Signing and registering the forms
Once the forms have been prepared, they must be signed in the correct order. This is one of the most common areas for mistakes. The donor - the person making the LPA - signs first. Then the certificate provider signs. Then the attorneys sign. If the order is wrong, the Office of the Public Guardian may reject the application.
After signing, the LPA must be registered before it can be used. Registration is handled by the Office of the Public Guardian and there is a registration fee for each LPA, unless an exemption or reduction applies. Timescales can vary, so it is wise not to leave this until there is an urgent need. An unregistered LPA cannot help your family in a crisis.
This is why planning ahead matters so much. People often assume that once the document is signed, everything is sorted. It is not. Registration is a separate and essential part of the process.
Can you do it yourself or should you use a specialist?
It is possible to complete an LPA yourself. For straightforward situations, some people are comfortable doing that. But straightforward is not always as straightforward as it first appears.
If you have a blended family, own property jointly, want to appoint several attorneys, have concerns about future disagreements, or want to include carefully drafted guidance, professional help can save time and stress.
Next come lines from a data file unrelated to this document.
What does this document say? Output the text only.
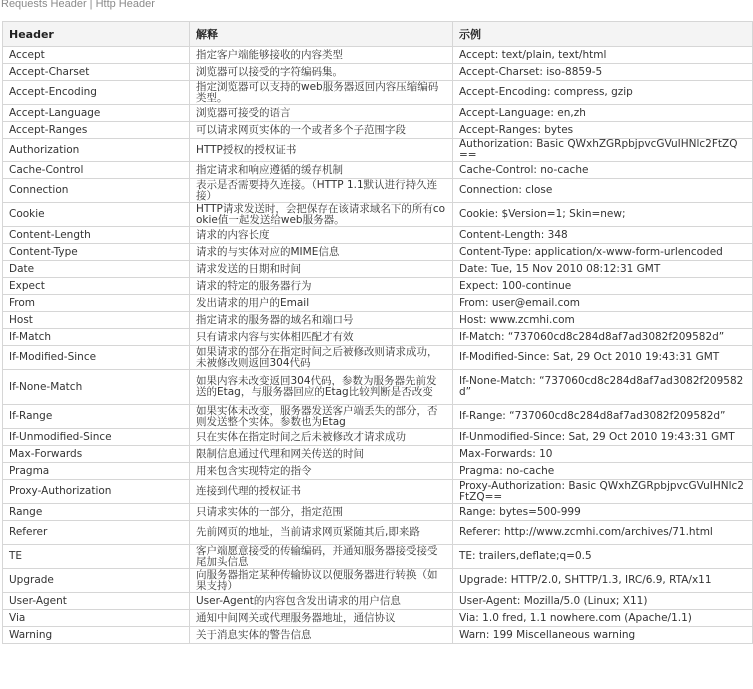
Requests Header | Http Header
Header	解释	示例
Accept	指定客户端能够接收的内容类型	Accept: text/plain, text/html
Accept-Charset	浏览器可以接受的字符编码集。	Accept-Charset: iso-8859-5
Accept-Encoding	指定浏览器可以支持的web服务器返回内容压缩编码类型。	Accept-Encoding: compress, gzip
Accept-Language	浏览器可接受的语言	Accept-Language: en,zh
Accept-Ranges	可以请求网页实体的一个或者多个子范围字段	Accept-Ranges: bytes
Authorization	HTTP授权的授权证书	Authorization: Basic QWxhZGRpbjpvcGVuIHNlc2FtZQ==
Cache-Control	指定请求和响应遵循的缓存机制	Cache-Control: no-cache
Connection	表示是否需要持久连接。（HTTP 1.1默认进行持久连接）	Connection: close
Cookie	HTTP请求发送时，会把保存在该请求域名下的所有cookie值一起发送给web服务器。	Cookie: $Version=1; Skin=new;
Content-Length	请求的内容长度	Content-Length: 348
Content-Type	请求的与实体对应的MIME信息	Content-Type: application/x-www-form-urlencoded
Date	请求发送的日期和时间	Date: Tue, 15 Nov 2010 08:12:31 GMT
Expect	请求的特定的服务器行为	Expect: 100-continue
From	发出请求的用户的Email	From: user@email.com
Host	指定请求的服务器的域名和端口号	Host: www.zcmhi.com
If-Match	只有请求内容与实体相匹配才有效	If-Match: “737060cd8c284d8af7ad3082f209582d”
If-Modified-Since	如果请求的部分在指定时间之后被修改则请求成功，未被修改则返回304代码	If-Modified-Since: Sat, 29 Oct 2010 19:43:31 GMT
If-None-Match	如果内容未改变返回304代码，参数为服务器先前发送的Etag，与服务器回应的Etag比较判断是否改变	If-None-Match: “737060cd8c284d8af7ad3082f209582d”
If-Range	如果实体未改变，服务器发送客户端丢失的部分，否则发送整个实体。参数也为Etag	If-Range: “737060cd8c284d8af7ad3082f209582d”
If-Unmodified-Since	只在实体在指定时间之后未被修改才请求成功	If-Unmodified-Since: Sat, 29 Oct 2010 19:43:31 GMT
Max-Forwards	限制信息通过代理和网关传送的时间	Max-Forwards: 10
Pragma	用来包含实现特定的指令	Pragma: no-cache
Proxy-Authorization	连接到代理的授权证书	Proxy-Authorization: Basic QWxhZGRpbjpvcGVuIHNlc2FtZQ==
Range	只请求实体的一部分，指定范围	Range: bytes=500-999
Referer	先前网页的地址，当前请求网页紧随其后,即来路	Referer: http://www.zcmhi.com/archives/71.html
TE	客户端愿意接受的传输编码，并通知服务器接受接受尾加头信息	TE: trailers,deflate;q=0.5
Upgrade	向服务器指定某种传输协议以便服务器进行转换（如果支持）	Upgrade: HTTP/2.0, SHTTP/1.3, IRC/6.9, RTA/x11
User-Agent	User-Agent的内容包含发出请求的用户信息	User-Agent: Mozilla/5.0 (Linux; X11)
Via	通知中间网关或代理服务器地址，通信协议	Via: 1.0 fred, 1.1 nowhere.com (Apache/1.1)
Warning	关于消息实体的警告信息	Warn: 199 Miscellaneous warning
The value is not just in filling in forms. It is in getting the structure right, spotting risks early, and making sure the finished document works when it is needed.
For many clients, reassurance is a major part of the decision. Sensitive planning is often easier with someone who can explain things clearly, answer questions in plain English, and guide the signing and registration process properly. That is particularly true for older clients or families who prefer a face-to-face appointment at home rather than an impersonal online process.
When an LPA may not be possible
One important point is mental capacity. To make an LPA, you must understand what the document does and the authority you are giving. If capacity has already been lost, it is too late to make an LPA. In that situation, the family may need to apply to the Court of Protection for a deputyship order instead, which is usually slower, more expensive and more restrictive.
That is the strongest reason not to delay. An LPA is a preventive measure. It protects your family from greater difficulty later.
Common mistakes to avoid
The biggest mistake is waiting too long. After that, the common problems are choosing the wrong attorney, using instructions that are too restrictive, signing in the wrong order, and assuming one LPA covers every type of decision.
Another mistake is treating the LPA as a document you make and forget. It should still reflect your wishes and your relationships. If circumstances change - perhaps an attorney dies, divorces, moves abroad, or simply becomes unsuitable - the arrangements may need reviewing.
For families in areas such as Colchester, Bury St Edmunds and across the wider East of England, the practical benefit of local support is often simple: you can talk things through properly, in your own home if preferred, and make sure the paperwork is prepared with care.
Making an LPA is not about giving up control. It is about deciding, in advance, who will step in and how they should act if life becomes more complicated. Done properly, it can spare your family uncertainty, delay and unnecessary pressure at exactly the wrong time.
If you are thinking about how to get lasting power of attorney, the most useful next step is usually to stop putting it off and start the conversation while the choice is still entirely yours.